The film succeeds because it exudes an unshakable belief in life as a continuum, via the transmigration and reincarnation of souls. In fact, Weerasethakul says he came to question this belief as he was making the film, which is perhaps why the ending feels rather forlorn. But by that time we are out of the jungle and it feels almost like an epilogue; the meat of the film has a mysterious wholeness to it that seems beyond the conventional notions of time and space, a specifically Buddhist worldview wherein humans, animals and nature are all intimately connected in ways too fundamental fully to understand. The film’s crux moment comes when Boonmee says in the cave that he doesn’t know if his eyes are open or shut; Weerasethakul’s aim is to make the audience feel the same way, in the dark, in a dream or hypnosis state, unable to distinguish between the shadows on the wall of the cave, and the real life that is casting them.
There’s a lot of explaining one could do about this film – like the fact that it is part of a larger, multi-platform project (gallery installation,various short films, a book, all with a specific geographical/socio-historical context); or the fact that Weerasethakul based the six reels on different shooting styles, from old Thai TV drama to documentary/observationalist; or even Toronto Star critic Peter Howell’s making a giant fool of himself by damning the film as pretentious, elitist and of arrogantly minority appeal.

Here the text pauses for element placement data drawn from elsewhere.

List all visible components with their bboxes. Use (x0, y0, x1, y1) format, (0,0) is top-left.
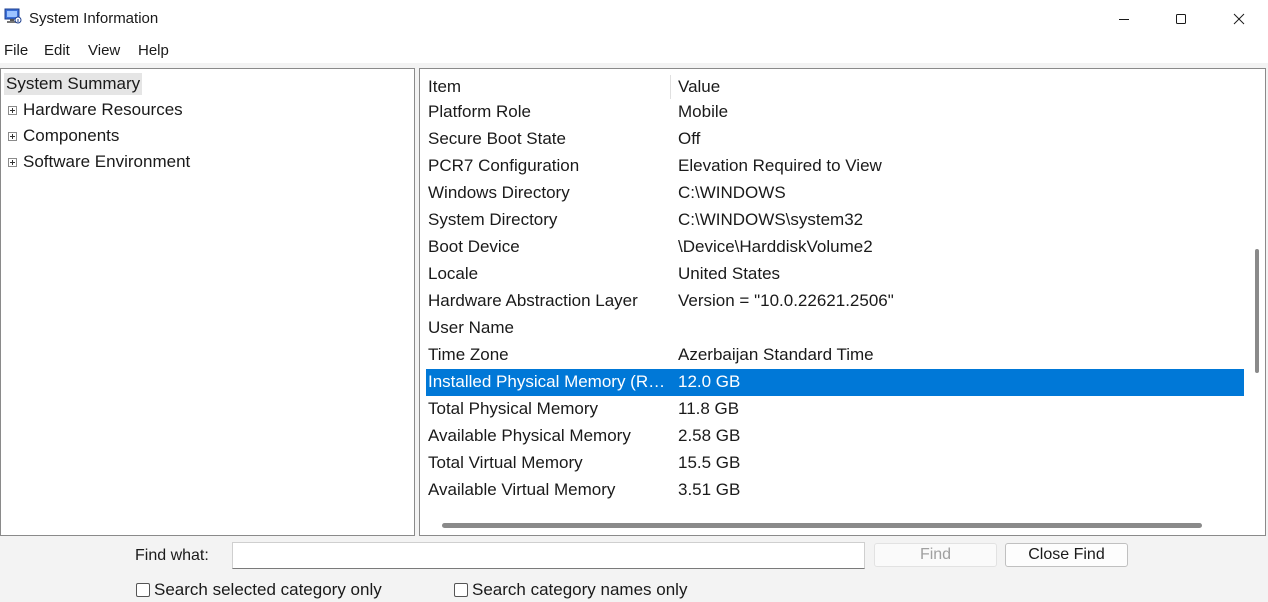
tree-item-components[interactable]: Components (8, 125, 119, 147)
item-cell: User Name (428, 318, 514, 337)
expand-icon[interactable] (8, 157, 17, 167)
column-header-item[interactable]: Item (428, 77, 461, 97)
minimize-icon (1119, 18, 1129, 20)
table-row[interactable]: Boot Device \Device\HarddiskVolume2 (426, 234, 1244, 261)
close-window-button[interactable] (1210, 0, 1268, 37)
item-cell: Time Zone (428, 345, 509, 364)
system-information-icon (4, 8, 22, 24)
item-cell: Boot Device (428, 237, 520, 256)
value-cell: 2.58 GB (678, 426, 741, 445)
tree-item-label: Software Environment (23, 152, 191, 171)
item-cell: Platform Role (428, 102, 531, 121)
table-row[interactable]: Hardware Abstraction Layer Version = "10.… (426, 288, 1244, 315)
table-row[interactable]: Total Virtual Memory 15.5 GB (426, 450, 1244, 477)
menu-edit[interactable]: Edit (44, 42, 70, 59)
table-row[interactable]: Available Physical Memory 2.58 GB (426, 423, 1244, 450)
value-cell: Azerbaijan Standard Time (678, 345, 874, 364)
close-icon (1233, 13, 1245, 24)
table-row[interactable]: Total Physical Memory 11.8 GB (426, 396, 1244, 423)
vertical-scroll-thumb[interactable] (1255, 249, 1259, 373)
maximize-icon (1176, 13, 1186, 24)
close-find-button[interactable]: Close Find (1005, 543, 1128, 567)
menu-file[interactable]: File (4, 42, 28, 59)
item-cell: Hardware Abstraction Layer (428, 291, 638, 310)
find-what-label: Find what: (135, 547, 209, 564)
tree-item-label: Hardware Resources (23, 100, 183, 119)
table-row[interactable]: Platform Role Mobile (426, 99, 1244, 126)
details-list[interactable]: Item Value Platform Role Mobile Secure Boo… (419, 68, 1266, 536)
value-cell: C:\WINDOWS\system32 (678, 210, 864, 229)
table-row[interactable]: User Name (426, 315, 1244, 342)
tree-item-hardware-resources[interactable]: Hardware Resources (8, 99, 183, 121)
table-row[interactable]: Installed Physical Memory (RAM) 12.0 GB (426, 369, 1244, 396)
search-category-names-checkbox[interactable]: Search category names only (454, 580, 687, 600)
window-title: System Information (29, 10, 159, 27)
item-cell: System Directory (428, 210, 558, 229)
vertical-scrollbar[interactable] (1245, 69, 1265, 515)
value-cell: United States (678, 264, 781, 283)
item-cell: Available Virtual Memory (428, 480, 616, 499)
minimize-button[interactable] (1095, 0, 1153, 37)
tree-item-system-summary[interactable]: System Summary (4, 73, 143, 95)
item-cell: Installed Physical Memory (RAM) (428, 372, 674, 391)
find-button[interactable]: Find (874, 543, 997, 567)
value-cell: 3.51 GB (678, 480, 741, 499)
find-what-input[interactable] (232, 542, 865, 569)
tree-item-label: Components (23, 126, 120, 145)
item-cell: Windows Directory (428, 183, 570, 202)
table-row[interactable]: Secure Boot State Off (426, 126, 1244, 153)
item-cell: Available Physical Memory (428, 426, 631, 445)
horizontal-scroll-thumb[interactable] (442, 523, 1202, 528)
value-cell: 12.0 GB (678, 372, 741, 391)
value-cell: Mobile (678, 102, 729, 121)
item-cell: Total Physical Memory (428, 399, 599, 418)
item-cell: Secure Boot State (428, 129, 566, 148)
table-row[interactable]: Available Virtual Memory 3.51 GB (426, 477, 1244, 504)
item-cell: Locale (428, 264, 479, 283)
list-header: Item Value (420, 73, 1245, 99)
expand-icon[interactable] (8, 105, 17, 115)
search-selected-category-checkbox[interactable]: Search selected category only (136, 580, 382, 600)
checkbox-box[interactable] (136, 583, 150, 597)
value-cell: \Device\HarddiskVolume2 (678, 237, 873, 256)
table-row[interactable]: PCR7 Configuration Elevation Required to … (426, 153, 1244, 180)
value-cell: Off (678, 129, 701, 148)
value-cell: Elevation Required to View (678, 156, 882, 175)
table-row[interactable]: Locale United States (426, 261, 1244, 288)
table-row[interactable]: Windows Directory C:\WINDOWS (426, 180, 1244, 207)
menu-help[interactable]: Help (138, 42, 169, 59)
item-cell: PCR7 Configuration (428, 156, 580, 175)
horizontal-scrollbar[interactable] (420, 515, 1245, 535)
item-cell: Total Virtual Memory (428, 453, 583, 472)
table-row[interactable]: Time Zone Azerbaijan Standard Time (426, 342, 1244, 369)
column-header-value[interactable]: Value (678, 77, 720, 97)
table-row[interactable]: System Directory C:\WINDOWS\system32 (426, 207, 1244, 234)
title-bar: System Information (0, 0, 1268, 37)
maximize-button[interactable] (1152, 0, 1210, 37)
menu-bar: File Edit View Help (0, 37, 1268, 63)
menu-view[interactable]: View (88, 42, 120, 59)
value-cell: C:\WINDOWS (678, 183, 786, 202)
checkbox-label: Search selected category only (154, 580, 382, 599)
checkbox-label: Search category names only (472, 580, 688, 599)
category-tree[interactable]: System Summary Hardware Resources Compon… (0, 68, 415, 536)
expand-icon[interactable] (8, 131, 17, 141)
value-cell: 15.5 GB (678, 453, 741, 472)
value-cell: Version = "10.0.22621.2506" (678, 291, 894, 310)
column-divider[interactable] (670, 75, 671, 99)
checkbox-box[interactable] (454, 583, 468, 597)
value-cell: 11.8 GB (678, 399, 740, 418)
tree-item-software-environment[interactable]: Software Environment (8, 151, 190, 173)
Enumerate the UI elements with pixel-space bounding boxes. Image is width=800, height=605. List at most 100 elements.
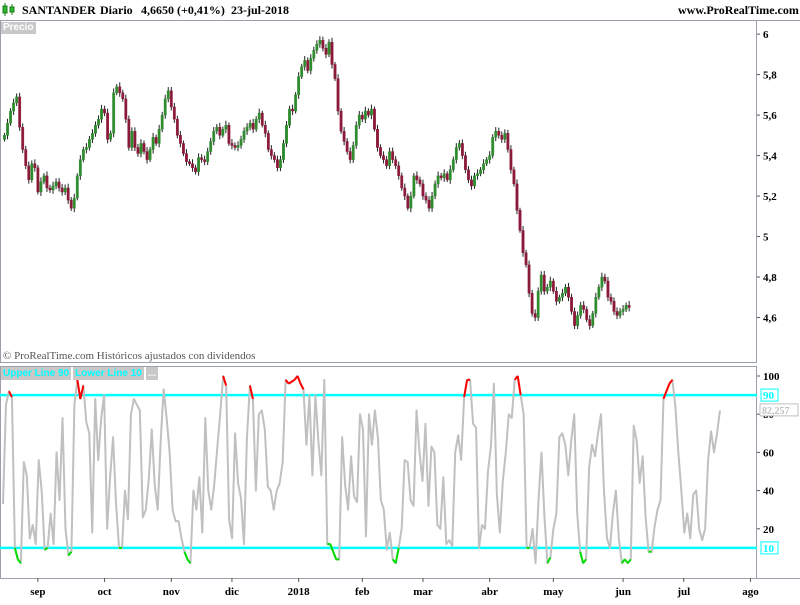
x-tick-label: ago <box>742 586 759 598</box>
candle-body <box>257 112 261 120</box>
candle-body <box>72 197 76 209</box>
candle-body <box>479 169 482 174</box>
candle-body <box>357 114 361 126</box>
candle-body <box>409 195 413 209</box>
candle-body <box>288 108 291 126</box>
candle-body <box>376 129 379 148</box>
candle-body <box>145 151 149 160</box>
candle-body <box>276 159 279 168</box>
candlestick-icon <box>2 3 15 16</box>
candle-body <box>200 157 204 160</box>
candle-body <box>612 301 616 312</box>
candle-body <box>154 137 158 144</box>
candle-body <box>439 175 443 179</box>
indicator-tick-label: 100 <box>763 371 780 383</box>
candle-body <box>127 118 131 148</box>
candle-body <box>582 305 586 310</box>
candle-body <box>321 39 325 49</box>
candle-body <box>215 127 219 132</box>
candle-body <box>42 175 46 183</box>
candle-body <box>157 129 161 144</box>
candle-body <box>348 151 352 160</box>
legend-upper-line[interactable]: Upper Line 90 <box>1 367 72 380</box>
candle-body <box>336 78 340 112</box>
candle-body <box>136 147 140 154</box>
candle-body <box>388 151 392 166</box>
candle-body <box>39 181 43 193</box>
last-value-label: 82,257 <box>762 406 790 417</box>
candle-body <box>585 309 589 320</box>
candle-body <box>345 141 349 152</box>
candle-body <box>248 122 252 128</box>
candle-body <box>530 293 534 314</box>
candle-body <box>615 311 619 316</box>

He’s right that it’s difficult and that many people will see it and pay lip service without remotely “getting it”, and he’s right that there’s a tendency in slow/contemplative cinema to be unnecessarily demanding of an audience and offer too little reward. But that’s far from the case here: he picked the wrong target and he banged a drum, seemingly just for the sake of it, and he displayed an astounding reactivism both against poetry – art! – and against the the artist’s perpetual duty to explore boundaries.
Not getting it is OK, and in fact a deliberately invited response. The wonderfully atmospheric, crupuscular world is one dripping with mystery. The director’s statement is all too true: that film-making remains a means of expression whose most intricate workings have yet to be fully understood, in exactly the same way as the inner workings of the mind remain mysterious. Knowledge – and wonder – will only increase if there are film-makers like Weerasethakul who strive to capture on film those elements of life as we know it and life as we imagine it, that we do not even fully understand ourselves. Anything that seeks seriously to find an alternative metaphor for human existence/experience/perception to that of Plato’s cave is alright by me.